As a genre, ‘the Gothic itself is locked “in the encapsulating social systems that engender repeated trauma’” (Massé, 19, quoted by Ellis, 459), but The Awakening unlocks these systems by allowing therapy for its protagonist, confronting her trauma and integrating it into her consciousness. She does not remain in the prison, the film denying an either/or opposition, and allows her to leave, with the suggestion of a continuing romance with Robert. Although Florence and Robert make plans to meet again, the film’s emphasis is not upon this union – love is not Florence’s defining feature. Good mental health (shockingly!) may be enough for this Gothic heroine.

Florence and Robert, The Awakening, dir. Nick Murphy (2011)
The Awakening uses the tropes of the horror and Gothic traditions, such as the opposition between emotion and intellect and between masculine and feminine, to show the fallacy of these oppositions, promoting instead the philosophy of integration and balance. This is the film’s therapy, a reworking of Gothic and horror tropes through an engagement with PTSD, tied both to family trauma and the horrors of war, to provide a useful therapeutic lesson.




Works cited:

Briggs, Julia, ‘The Ghost Story’, in A New Companion to the Gothic, edited by David Punter (Chichester: Blackwell, 2012), pp. 176-187.

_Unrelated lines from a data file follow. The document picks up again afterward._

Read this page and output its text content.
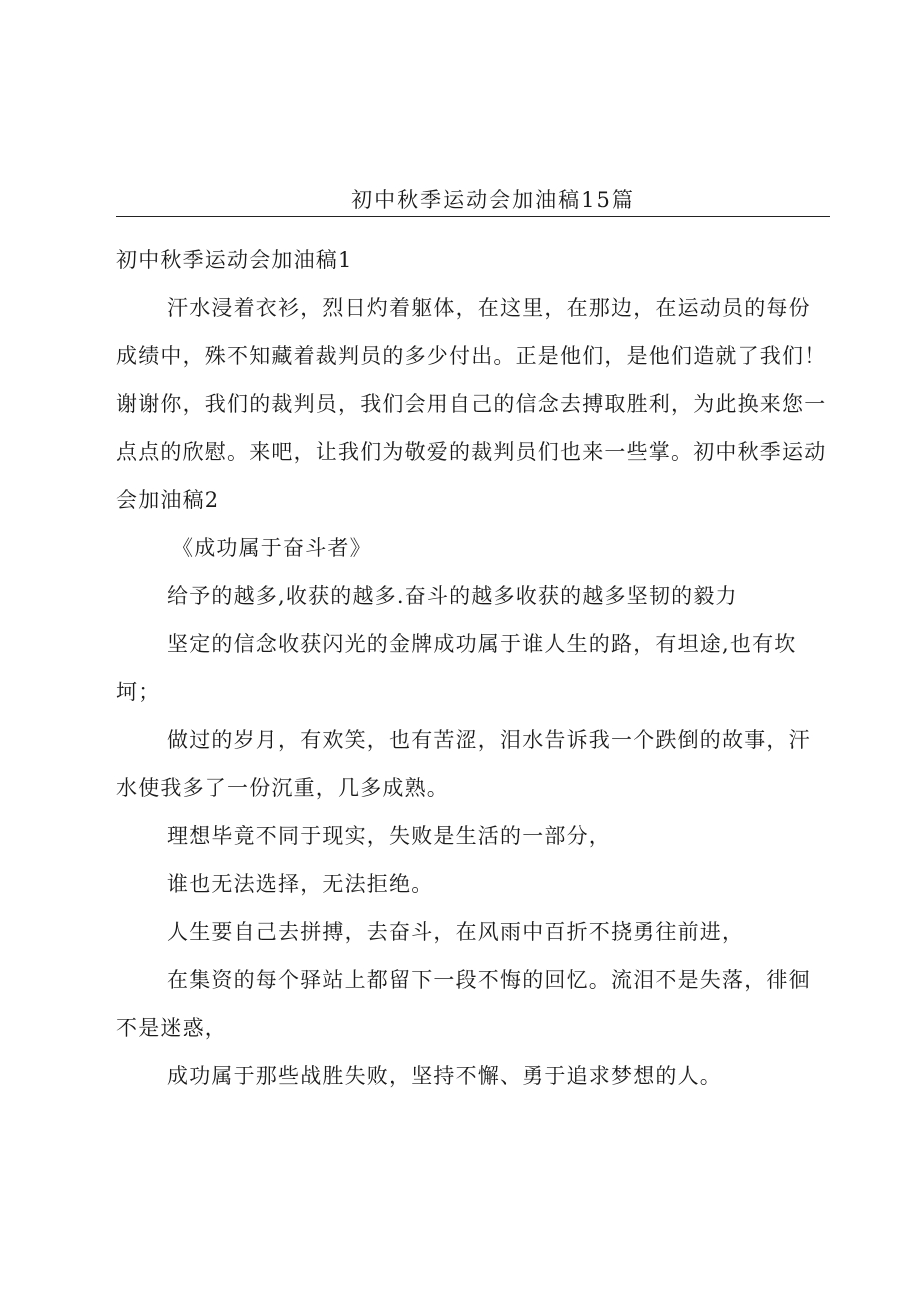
初中秋季运动会加油稿15篇

初中秋季运动会加油稿1

汗水浸着衣衫，烈日灼着躯体，在这里，在那边，在运动员的每份成绩中，殊不知藏着裁判员的多少付出。正是他们，是他们造就了我们！谢谢你，我们的裁判员，我们会用自己的信念去搏取胜利，为此换来您一点点的欣慰。来吧，让我们为敬爱的裁判员们也来一些掌。初中秋季运动会加油稿2

《成功属于奋斗者》

给予的越多,收获的越多.奋斗的越多收获的越多坚韧的毅力

坚定的信念收获闪光的金牌成功属于谁人生的路，有坦途,也有坎坷；

做过的岁月，有欢笑，也有苦涩，泪水告诉我一个跌倒的故事，汗水使我多了一份沉重，几多成熟。

理想毕竟不同于现实，失败是生活的一部分，

谁也无法选择，无法拒绝。

人生要自己去拼搏，去奋斗，在风雨中百折不挠勇往前进，

在集资的每个驿站上都留下一段不悔的回忆。流泪不是失落，徘徊不是迷惑，

成功属于那些战胜失败，坚持不懈、勇于追求梦想的人。
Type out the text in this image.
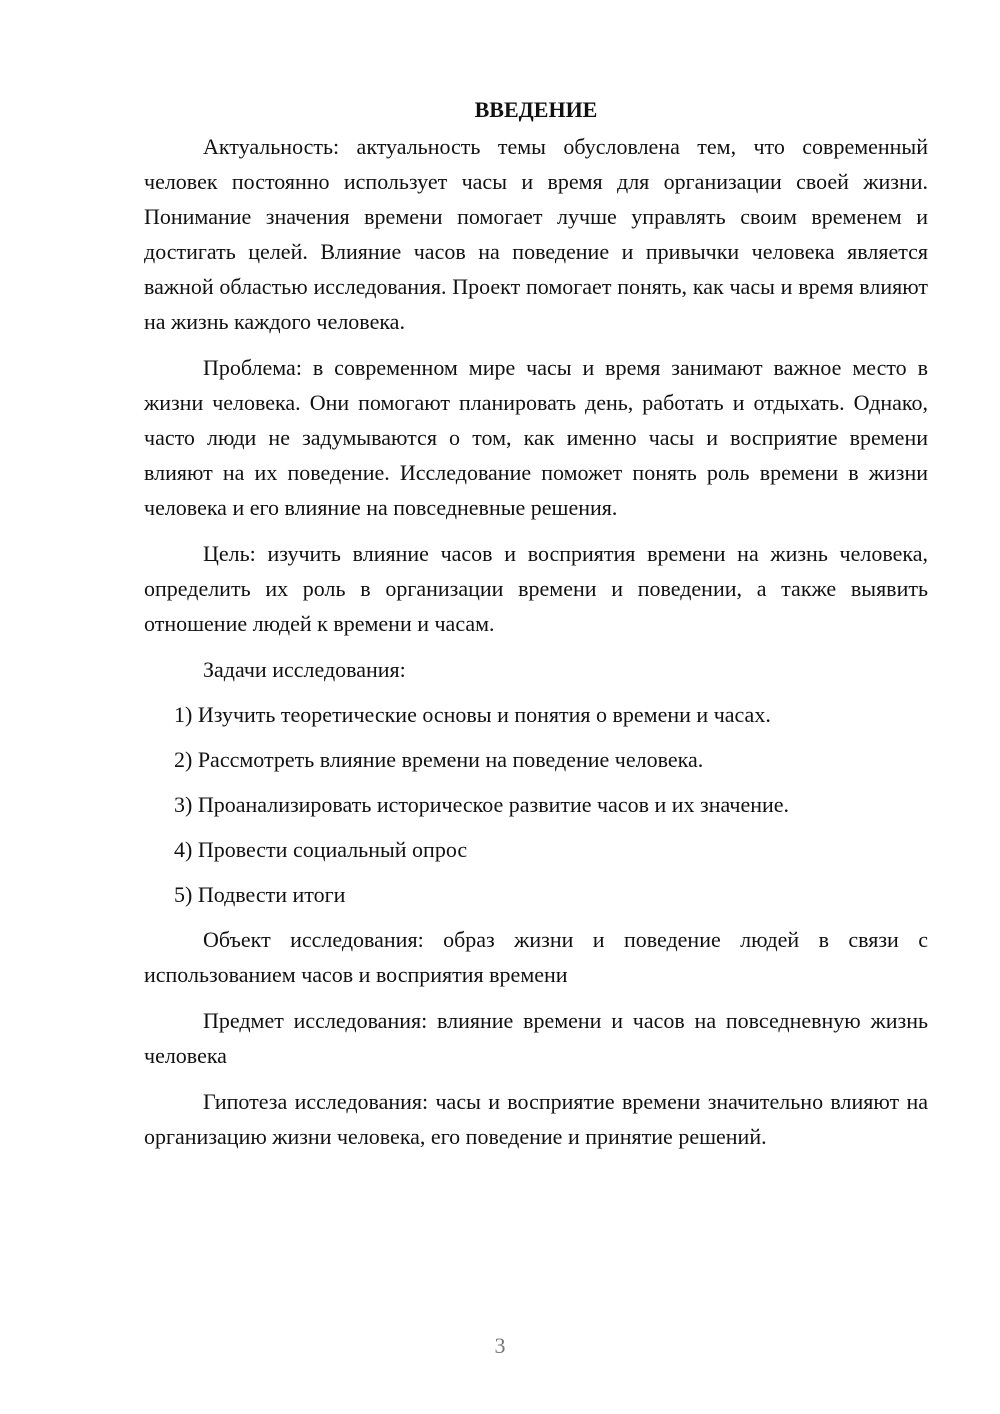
ВВЕДЕНИЕ

Актуальность: актуальность темы обусловлена тем, что современный человек постоянно использует часы и время для организации своей жизни. Понимание значения времени помогает лучше управлять своим временем и достигать целей. Влияние часов на поведение и привычки человека является важной областью исследования. Проект помогает понять, как часы и время влияют на жизнь каждого человека.

Проблема: в современном мире часы и время занимают важное место в жизни человека. Они помогают планировать день, работать и отдыхать. Однако, часто люди не задумываются о том, как именно часы и восприятие времени влияют на их поведение. Исследование поможет понять роль времени в жизни человека и его влияние на повседневные решения.

Цель: изучить влияние часов и восприятия времени на жизнь человека, определить их роль в организации времени и поведении, а также выявить отношение людей к времени и часам.

Задачи исследования:

1) Изучить теоретические основы и понятия о времени и часах.

2) Рассмотреть влияние времени на поведение человека.

3) Проанализировать историческое развитие часов и их значение.

4) Провести социальный опрос

5) Подвести итоги

Объект исследования: образ жизни и поведение людей в связи с использованием часов и восприятия времени

Предмет исследования: влияние времени и часов на повседневную жизнь человека

Гипотеза исследования: часы и восприятие времени значительно влияют на организацию жизни человека, его поведение и принятие решений.

3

Ellis, Kate Ferguson, ‘Can You Forgive Her? The Gothic Heroine and Her Critics’, in A New Companion to the Gothic, edited by David Punter (Chichester: Blackwell, 2012), pp. 457-468.

Gledhill, Christine, ‘The horror film’, in The Cinema Book, edited by Pam Cook (London: BFI, 2007), pp. 347-366

Kaye, Heidi, ‘Gothic Film’ in A New Companion to the Gothic, edited by David Punter (Chichester: Blackwell, 2012), pp. 239-251.

Skal, David, ed., The Monster Show: A Cultural History of Horror (London: Plexus, 1993).